- Born: 1976 (age 49–50) London, England
- Education: London College of Fashion
- Occupations: Creative Consultant, Stylist and Presenter
- Spouse: Ken Drewery
- Children: 1

= Grace Woodward =

English creative, fashion stylist and television presenter

Grace Woodward (born 1976) is an English creative, fashion stylist and television presenter

She is known for various TV and radio roles, such as judging for Sky Living's Britain and Ireland's Next Top Model, hosting Chick Fix on the same channel, and hosting her own show, Style Moves, on Soho Radio.

Woodward studied art and theatre at sixth form college, following with a degree in fashion promotion at the London College of Fashion, graduating in broadcast and marketing.
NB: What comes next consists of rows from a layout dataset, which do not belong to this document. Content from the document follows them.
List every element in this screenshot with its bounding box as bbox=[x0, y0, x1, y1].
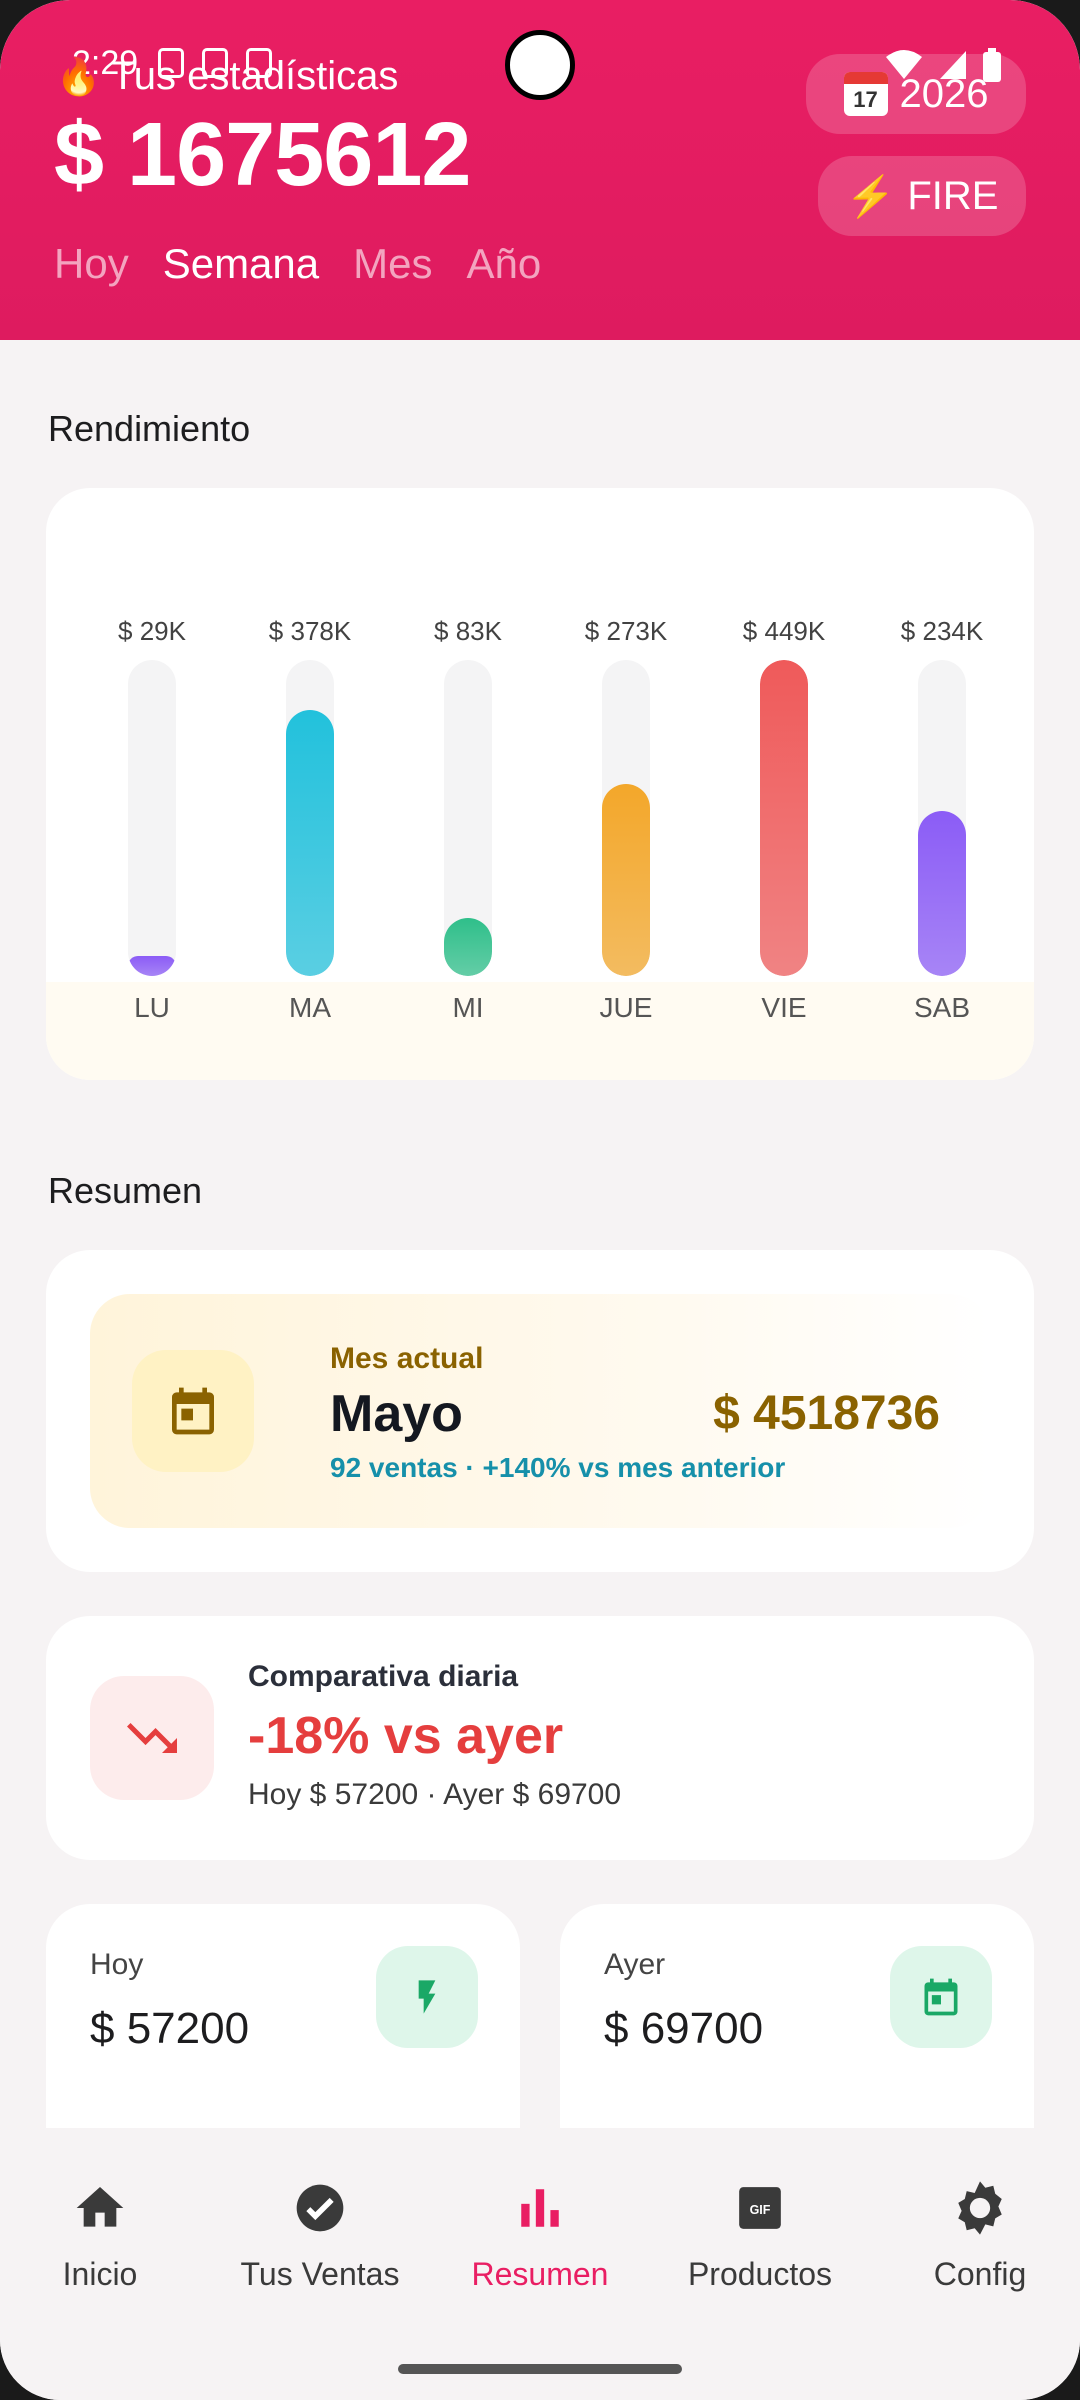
nav-label: Inicio bbox=[62, 2256, 138, 2292]
nav-label: Productos bbox=[687, 2256, 833, 2292]
bar-track bbox=[444, 660, 492, 976]
bar-track bbox=[918, 660, 966, 976]
bar bbox=[286, 710, 334, 976]
year-selector-button[interactable]: 17 2026 bbox=[806, 54, 1026, 134]
tab-semana[interactable]: Semana bbox=[163, 240, 319, 288]
bar-category-label: JUE bbox=[599, 992, 653, 1023]
month-label: Mes actual bbox=[330, 1342, 484, 1375]
comparison-value: -18% vs ayer bbox=[248, 1707, 564, 1765]
bar bbox=[444, 918, 492, 976]
trending-down-icon bbox=[90, 1676, 214, 1800]
yesterday-value: $ 69700 bbox=[604, 2004, 764, 2053]
comparison-label: Comparativa diaria bbox=[248, 1660, 519, 1693]
bar bbox=[128, 956, 176, 976]
bar-track bbox=[128, 660, 176, 976]
bar-column-lu[interactable]: $ 29K LU bbox=[92, 616, 212, 1024]
tab-hoy[interactable]: Hoy bbox=[54, 240, 129, 288]
bar-value-label: $ 273K bbox=[584, 616, 668, 646]
bar-track bbox=[760, 660, 808, 976]
bar-value-label: $ 83K bbox=[434, 616, 502, 646]
nav-label: Tus Ventas bbox=[240, 2256, 400, 2292]
bar-column-ma[interactable]: $ 378K MA bbox=[250, 616, 370, 1024]
today-card[interactable]: Hoy $ 57200 bbox=[46, 1904, 520, 2144]
header-title: Tus estadísticas bbox=[110, 54, 399, 98]
calendar-icon bbox=[132, 1350, 254, 1472]
nav-item-productos[interactable]: GIF Productos bbox=[660, 2178, 860, 2293]
bar-column-sab[interactable]: $ 234K SAB bbox=[882, 616, 1002, 1024]
bar-category-label: VIE bbox=[761, 992, 807, 1023]
bar bbox=[602, 784, 650, 976]
bar-column-jue[interactable]: $ 273K JUE bbox=[566, 616, 686, 1024]
month-subtitle: 92 ventas · +140% vs mes anterior bbox=[330, 1452, 786, 1483]
bar-column-vie[interactable]: $ 449K VIE bbox=[724, 616, 844, 1024]
gif-icon: GIF bbox=[730, 2178, 790, 2238]
header: 2:29 🔥 Tus estadísticas $ 1675612 Hoy Se… bbox=[0, 0, 1080, 340]
bottom-navigation: Inicio Tus Ventas Resumen GIF Productos … bbox=[0, 2128, 1080, 2400]
bar-chart-icon bbox=[510, 2178, 570, 2238]
current-month-panel: Mes actual Mayo 92 ventas · +140% vs mes… bbox=[90, 1294, 990, 1528]
check-circle-icon bbox=[290, 2178, 350, 2238]
svg-text:GIF: GIF bbox=[750, 2203, 771, 2217]
calendar-icon: 17 bbox=[843, 72, 888, 116]
home-indicator[interactable] bbox=[398, 2364, 682, 2374]
header-title-row: 🔥 Tus estadísticas bbox=[56, 54, 398, 99]
nav-label: Config bbox=[933, 2256, 1027, 2292]
bar-category-label: LU bbox=[134, 992, 170, 1023]
nav-item-inicio[interactable]: Inicio bbox=[0, 2178, 200, 2293]
daily-comparison-card[interactable]: Comparativa diaria -18% vs ayer Hoy $ 57… bbox=[46, 1616, 1034, 1860]
month-name: Mayo bbox=[330, 1385, 463, 1443]
bar-category-label: SAB bbox=[913, 992, 971, 1023]
bar-track bbox=[286, 660, 334, 976]
month-amount: $ 4518736 bbox=[713, 1387, 940, 1440]
year-label: 2026 bbox=[899, 71, 989, 116]
calendar-icon bbox=[890, 1946, 992, 2048]
period-tabs: Hoy Semana Mes Año bbox=[54, 240, 541, 288]
comparison-detail: Hoy $ 57200 · Ayer $ 69700 bbox=[248, 1778, 622, 1811]
current-month-card[interactable]: Mes actual Mayo 92 ventas · +140% vs mes… bbox=[46, 1250, 1034, 1572]
bar-track bbox=[602, 660, 650, 976]
gear-icon bbox=[950, 2178, 1010, 2238]
performance-chart-card: $ 29K LU $ 378K MA $ 83K MI $ 273K JUE $ 449K VIE… bbox=[46, 488, 1034, 1080]
yesterday-label: Ayer bbox=[604, 1948, 666, 1981]
fire-button[interactable]: ⚡ FIRE bbox=[818, 156, 1026, 236]
bar-value-label: $ 234K bbox=[900, 616, 984, 646]
tab-ano[interactable]: Año bbox=[467, 240, 542, 288]
nav-item-resumen[interactable]: Resumen bbox=[440, 2178, 640, 2293]
nav-item-config[interactable]: Config bbox=[880, 2178, 1080, 2293]
nav-label: Resumen bbox=[471, 2256, 609, 2292]
home-icon bbox=[70, 2178, 130, 2238]
section-title-resumen: Resumen bbox=[48, 1170, 203, 1211]
tab-mes[interactable]: Mes bbox=[353, 240, 432, 288]
total-amount: $ 1675612 bbox=[54, 105, 471, 205]
bar-value-label: $ 449K bbox=[742, 616, 826, 646]
flame-icon: 🔥 bbox=[56, 55, 101, 97]
calendar-icon-day: 17 bbox=[853, 87, 878, 112]
bar bbox=[760, 660, 808, 976]
lightning-icon: ⚡ bbox=[845, 174, 896, 219]
bar-column-mi[interactable]: $ 83K MI bbox=[408, 616, 528, 1024]
bar-category-label: MA bbox=[289, 992, 331, 1023]
yesterday-card[interactable]: Ayer $ 69700 bbox=[560, 1904, 1034, 2144]
camera-cutout bbox=[505, 30, 575, 100]
bar-value-label: $ 29K bbox=[118, 616, 186, 646]
today-label: Hoy bbox=[90, 1948, 144, 1981]
bar-value-label: $ 378K bbox=[268, 616, 352, 646]
bar bbox=[918, 811, 966, 976]
today-value: $ 57200 bbox=[90, 2004, 250, 2053]
fire-label: FIRE bbox=[907, 173, 999, 218]
section-title-rendimiento: Rendimiento bbox=[48, 408, 251, 449]
bar-category-label: MI bbox=[452, 992, 484, 1023]
app-screen: 2:29 🔥 Tus estadísticas $ 1675612 Hoy Se… bbox=[0, 0, 1080, 2400]
nav-item-tus-ventas[interactable]: Tus Ventas bbox=[220, 2178, 420, 2293]
bolt-icon bbox=[376, 1946, 478, 2048]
On graduation she joined Agent Provocateur, rising to become Head of Press.

In 2004, she left her corporate job, and has since developed a career in styling, writing and creative direction leading to the launch of Grace Woodward Creative in 2008. Woodward was awarded Stylist of the Year 2009 by The Clothes Show and British Fashion Council. She has celebrity clientele, including La Roux; Emilia Fox; Florence and the Machine and Pharrell Williams. Woodward has also styled Green Day for the cover of Rolling Stone, a special Yves Saint Laurent issue for GQ and the GQ Men of the Year cover and its nominees who included Jonathan Rhys Myers, Cillian Murphy and Jamie Oliver.

As an editorial stylist, Woodward worked with The Sunday Times Style Magazine. She has also made contributions to The Saturday Times Magazine, Elle, Flaunt, Harpers Bazaar (UK and South America), Intersection, Nylon, Tank and 125. In the role of creative director she devised a 14-page feature for The Sunday Times Style Fashion Special celebrating and documenting the British fashion industry. In 2010 she joined The X Factor as fashion director and spent one series there.

Woodward also works with charities, mainly in helping tackle the over production and consumption in fashion. She has been a face of the Fashion Revolution campaign, worked for Oxfam alongside Joanna Lumley and Brix Smith Start for their Shwopping campaigns and climate change organisation Global Cool with their Turn Up The Style, Turn Down The Heat campaign. Woodward has appeared on Channel 5's Live From Studio 5, and been the face of On|off.TV at London Fashion Week. In 2015 was a judge on The Observer Ethical Awards.

On 29 September 2012 Grace married long-term boyfriend Ken.

In 2016 she was tasked, under the role of Brand Director, with reviving the ailing fashion house of Dame Zandra Rhodes, launching a much lauded Archive Collection.